Analysis from Aegon found that pensioners could see their state pension payments increase by about £7 per week due to an increase in inflation.

Under current rules, the state pension is increased by the ‘triple lock’, which is the highest of earnings growth, price inflation or 2.5 per cent a year.

The price inflation figure used is for the year to September, which will be announced in October, and follows a fall in the August figure to 1.7 per cent, down from 2.1 per cent the previous month, according to official figures from the Office for National Statistics.

But the earnings growth figure used is that to July, which was 4 per cent, meaning that pensioners are on track to receive a 4 per cent increase in their state pension payments.

This means the full new state pension will see an increase from £168.60 to £175.35 per week and the full old basic state pension will see a rise from £129.20 to £134.35 per week.

Under the new state pension system, announced in 2014, pensioners receive approximately £150 a week or more if they have paid 35 years of full-rate national insurance contributions, compared with the previous threshold of 30 years.

The triple lock was announced in 2010 as a way of making sure pensioners didn’t lag behind the working age population in terms of their state pension purchasing power.

But the government has only committed to continue the triple lock system until 2022.
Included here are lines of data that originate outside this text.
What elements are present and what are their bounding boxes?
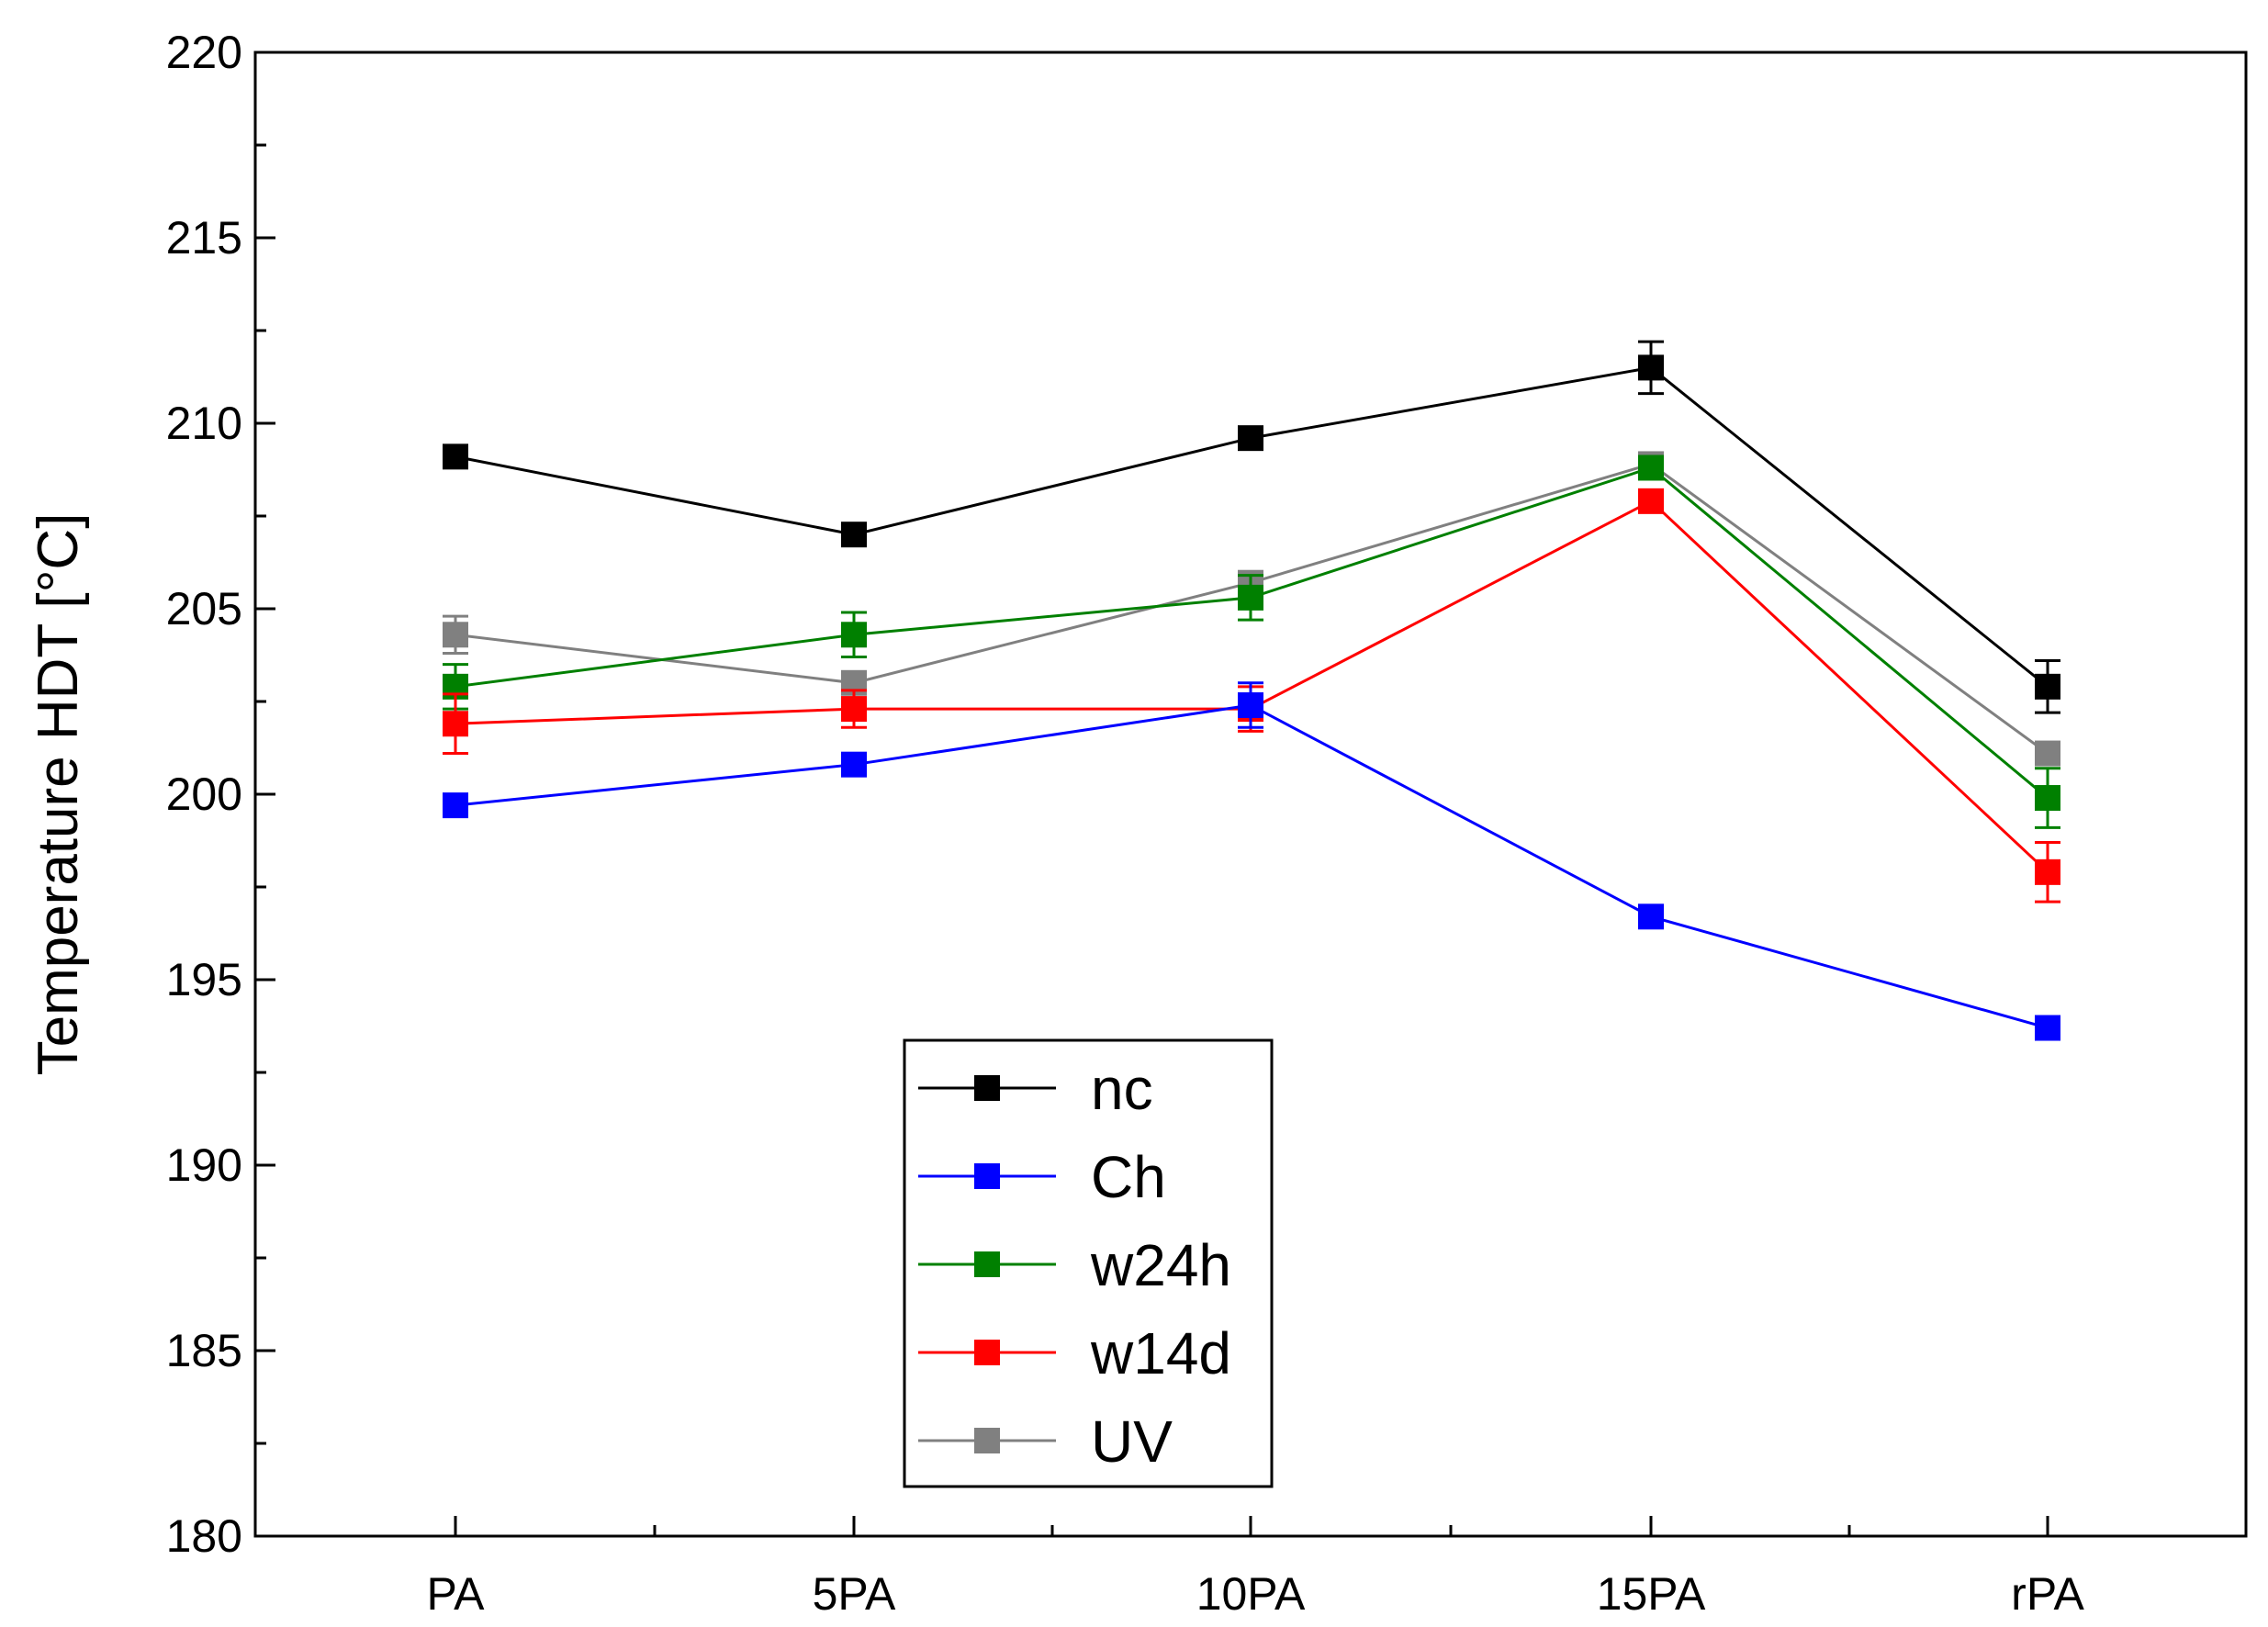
y-tick-label: 220	[166, 27, 242, 78]
legend-label: nc	[1091, 1056, 1153, 1122]
legend-label: w14d	[1090, 1320, 1231, 1386]
data-point	[2035, 1015, 2060, 1041]
data-point	[1638, 454, 1664, 481]
x-tick-label: 15PA	[1597, 1568, 1706, 1620]
data-point	[841, 622, 867, 648]
data-point	[841, 522, 867, 548]
data-point	[841, 751, 867, 778]
y-tick-label: 215	[166, 212, 242, 264]
series-line-w24h	[455, 466, 2049, 800]
y-axis: 180 185 190 195 200 205 210 215 220	[166, 27, 275, 1562]
data-point	[2035, 673, 2060, 700]
x-tick-label: rPA	[2011, 1568, 2084, 1620]
legend-item-Ch: Ch	[918, 1144, 1166, 1210]
y-tick-label: 205	[166, 583, 242, 634]
series-Ch	[443, 681, 2060, 1041]
legend-marker	[974, 1075, 1000, 1101]
data-point	[2035, 740, 2060, 767]
y-tick-label: 195	[166, 954, 242, 1005]
x-tick-label: PA	[427, 1568, 486, 1620]
legend-item-UV: UV	[918, 1408, 1173, 1475]
legend-label: Ch	[1091, 1144, 1166, 1210]
legend-marker	[974, 1251, 1000, 1277]
data-point	[443, 443, 468, 470]
data-point	[1638, 903, 1664, 930]
legend-item-nc: nc	[918, 1056, 1153, 1122]
legend-label: UV	[1091, 1408, 1173, 1475]
series-w24h	[443, 454, 2060, 829]
data-point	[2035, 785, 2060, 812]
x-axis: PA 5PA 10PA 15PA rPA	[427, 1516, 2084, 1620]
data-point	[1238, 692, 1263, 719]
data-point	[443, 711, 468, 737]
data-point	[2035, 858, 2060, 885]
data-point	[1638, 488, 1664, 514]
series-line-Ch	[455, 703, 2049, 1029]
y-tick-label: 185	[166, 1325, 242, 1376]
data-point	[443, 622, 468, 648]
legend-item-w24h: w24h	[918, 1232, 1231, 1298]
series-layer	[443, 340, 2060, 1041]
y-tick-label: 210	[166, 398, 242, 449]
x-tick-label: 5PA	[813, 1568, 896, 1620]
legend-marker	[974, 1163, 1000, 1189]
legend-marker	[974, 1340, 1000, 1365]
y-tick-label: 200	[166, 769, 242, 820]
legend-marker	[974, 1428, 1000, 1453]
y-tick-label: 190	[166, 1139, 242, 1191]
legend-label: w24h	[1090, 1232, 1231, 1298]
x-tick-label: 10PA	[1196, 1568, 1306, 1620]
data-point	[443, 792, 468, 819]
series-line-nc	[455, 365, 2049, 689]
data-point	[841, 696, 867, 723]
data-point	[1238, 584, 1263, 611]
series-nc	[443, 340, 2060, 714]
y-axis-title: Temperature HDT [°C]	[27, 513, 90, 1076]
data-point	[1238, 425, 1263, 452]
legend-item-w14d: w14d	[918, 1320, 1231, 1386]
legend: nc Ch w24h w14d UV	[903, 1038, 1274, 1488]
data-point	[1638, 354, 1664, 381]
y-tick-label: 180	[166, 1510, 242, 1562]
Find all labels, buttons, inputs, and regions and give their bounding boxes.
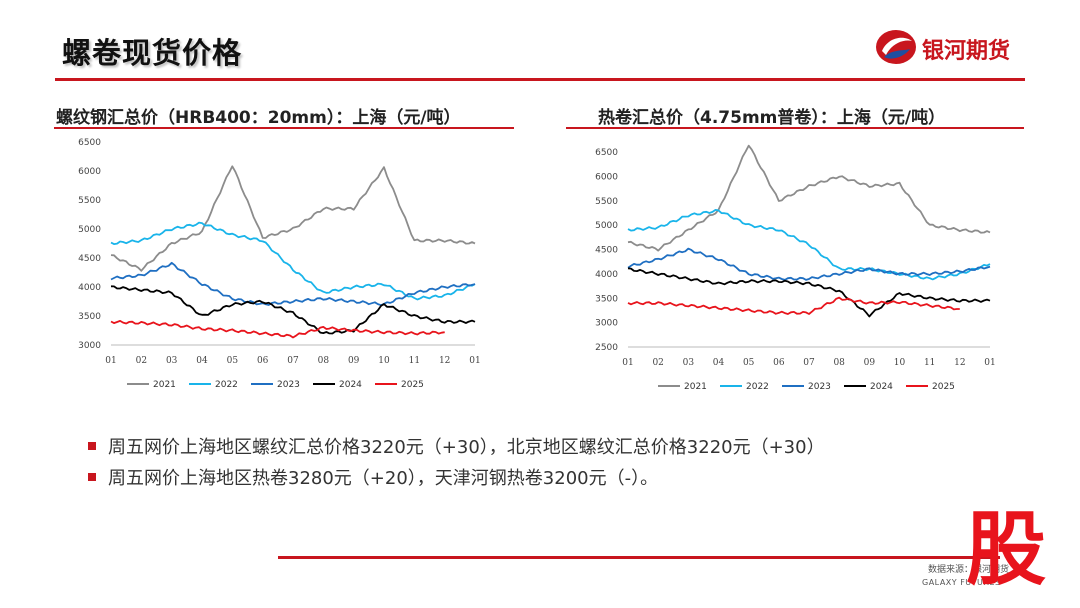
legend-label-2024: 2024: [339, 380, 362, 390]
rebar-chart-title: 螺纹钢汇总价（HRB400：20mm）：上海（元/吨）: [56, 108, 461, 128]
legend-label-2021: 2021: [153, 380, 176, 390]
y-tick-label: 4000: [78, 283, 101, 293]
y-tick-label: 5500: [78, 196, 101, 206]
y-tick-label: 3500: [78, 312, 101, 322]
rebar-price-chart: 3000 3500 4000 4500 5000 5500 6000 6500 01 02 03 04…: [78, 138, 481, 390]
y-tick-label: 6000: [78, 167, 101, 177]
legend-label-2023: 2023: [808, 382, 831, 392]
y-tick-label: 4000: [595, 270, 618, 280]
header-divider: [55, 78, 1025, 81]
commentary-text: 周五网价上海地区热卷3280元（+20），天津河钢热卷3200元（-）。: [108, 468, 659, 489]
hrc-chart-title: 热卷汇总价（4.75mm普卷）：上海（元/吨）: [598, 108, 946, 128]
legend-label-2024: 2024: [870, 382, 893, 392]
legend-label-2022: 2022: [215, 380, 238, 390]
x-tick-label: 10: [378, 356, 390, 366]
x-tick-label: 01: [984, 358, 995, 368]
y-tick-label: 4500: [595, 246, 618, 256]
legend-label-2025: 2025: [401, 380, 424, 390]
x-tick-label: 03: [166, 356, 178, 366]
company-logo: 银河期货: [874, 27, 1044, 67]
x-tick-label: 04: [196, 356, 208, 366]
x-tick-label: 03: [683, 358, 695, 368]
series-line-2024: [627, 267, 991, 318]
y-tick-label: 3000: [595, 319, 618, 329]
x-tick-label: 12: [954, 358, 965, 368]
series-line-2021: [110, 165, 476, 272]
legend-label-2021: 2021: [684, 382, 707, 392]
footer-divider: [278, 556, 1000, 559]
x-tick-label: 07: [287, 356, 299, 366]
y-tick-label: 6500: [78, 138, 101, 148]
x-tick-label: 06: [773, 358, 785, 368]
x-tick-label: 11: [924, 358, 935, 368]
data-source: 数据来源：银河期货: [928, 565, 1010, 575]
hrc-price-chart: 2500 3000 3500 4000 4500 5000 5500 6000 6500 01 02…: [595, 144, 996, 392]
x-tick-label: 04: [713, 358, 725, 368]
x-tick-label: 05: [743, 358, 755, 368]
y-tick-label: 6000: [595, 172, 618, 182]
rebar-title-underline: [54, 127, 514, 129]
galaxy-logo-icon: [876, 30, 916, 64]
y-tick-label: 3500: [595, 294, 618, 304]
x-tick-label: 05: [227, 356, 239, 366]
commentary-list: 周五网价上海地区螺纹汇总价格3220元（+30），北京地区螺纹汇总价格3220元…: [88, 436, 825, 498]
legend-label-2023: 2023: [277, 380, 300, 390]
series-line-2025: [627, 296, 960, 315]
series-line-2023: [110, 261, 476, 307]
x-tick-label: 08: [318, 356, 330, 366]
y-tick-label: 5500: [595, 197, 618, 207]
commentary-item: 周五网价上海地区螺纹汇总价格3220元（+30），北京地区螺纹汇总价格3220元…: [88, 436, 825, 467]
bullet-square-icon: [88, 473, 96, 481]
series-line-2022: [110, 221, 476, 301]
footer-brand: GALAXY FUTURES: [922, 578, 1001, 587]
logo-text: 银河期货: [922, 39, 1011, 64]
x-tick-label: 01: [622, 358, 633, 368]
y-tick-label: 6500: [595, 148, 618, 158]
x-tick-label: 01: [105, 356, 116, 366]
y-tick-label: 2500: [595, 343, 618, 353]
x-tick-label: 01: [469, 356, 480, 366]
page-title: 螺卷现货价格: [62, 36, 243, 70]
x-tick-label: 08: [833, 358, 845, 368]
legend-label-2022: 2022: [746, 382, 769, 392]
series-line-2021: [627, 144, 991, 252]
y-tick-label: 4500: [78, 254, 101, 264]
x-tick-label: 07: [803, 358, 815, 368]
hrc-title-underline: [566, 127, 1024, 129]
series-line-2023: [627, 247, 991, 281]
x-tick-label: 09: [864, 358, 876, 368]
series-line-2025: [110, 320, 445, 339]
legend-label-2025: 2025: [932, 382, 955, 392]
x-tick-label: 09: [348, 356, 360, 366]
commentary-item: 周五网价上海地区热卷3280元（+20），天津河钢热卷3200元（-）。: [88, 467, 825, 498]
x-tick-label: 12: [439, 356, 450, 366]
bullet-square-icon: [88, 442, 96, 450]
series-line-2024: [110, 285, 476, 335]
watermark: 股: [966, 503, 1046, 596]
series-line-2022: [627, 209, 991, 281]
y-tick-label: 5000: [78, 225, 101, 235]
x-tick-label: 10: [894, 358, 906, 368]
commentary-text: 周五网价上海地区螺纹汇总价格3220元（+30），北京地区螺纹汇总价格3220元…: [108, 437, 825, 458]
y-tick-label: 3000: [78, 341, 101, 351]
x-tick-label: 06: [257, 356, 269, 366]
x-tick-label: 02: [136, 356, 147, 366]
x-tick-label: 11: [409, 356, 420, 366]
x-tick-label: 02: [652, 358, 663, 368]
y-tick-label: 5000: [595, 221, 618, 231]
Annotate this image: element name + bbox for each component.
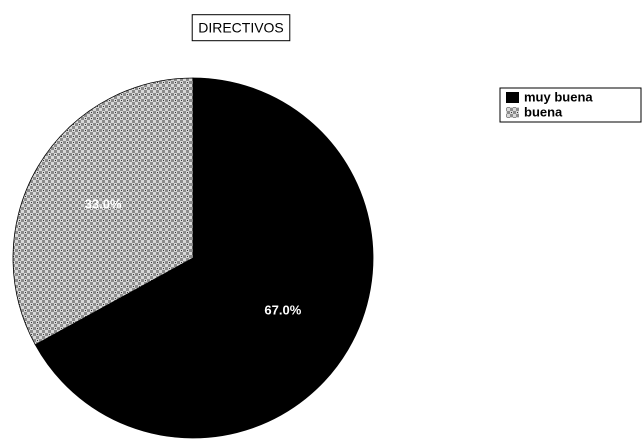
pie-slice: [12, 77, 194, 346]
data-label: 33.0%: [85, 196, 122, 211]
legend-label: buena: [524, 104, 563, 119]
legend-box: [499, 87, 642, 123]
data-label: 67.0%: [264, 303, 301, 318]
title-box: [191, 14, 291, 42]
legend-swatch: [506, 107, 519, 118]
pie-slice: [34, 77, 374, 439]
chart-title: DIRECTIVOS: [198, 20, 284, 36]
legend-swatch: [506, 92, 519, 103]
legend-label: muy buena: [524, 89, 593, 104]
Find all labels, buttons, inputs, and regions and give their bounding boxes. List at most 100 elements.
Steven Cameron, pensions director at Aegon said: “This will be welcome news for current state pensioners. However, these inflation-busting increases do come at a significant cost.

“The state pension is not funded in advance, so pensions are funded on a ‘pay as you go’ basis from today’s workers’ national insurance contributions.

“With the prospect of an early general election, it will be interesting to see where each party stands on commitments to retaining the triple lock for the next 5 years.”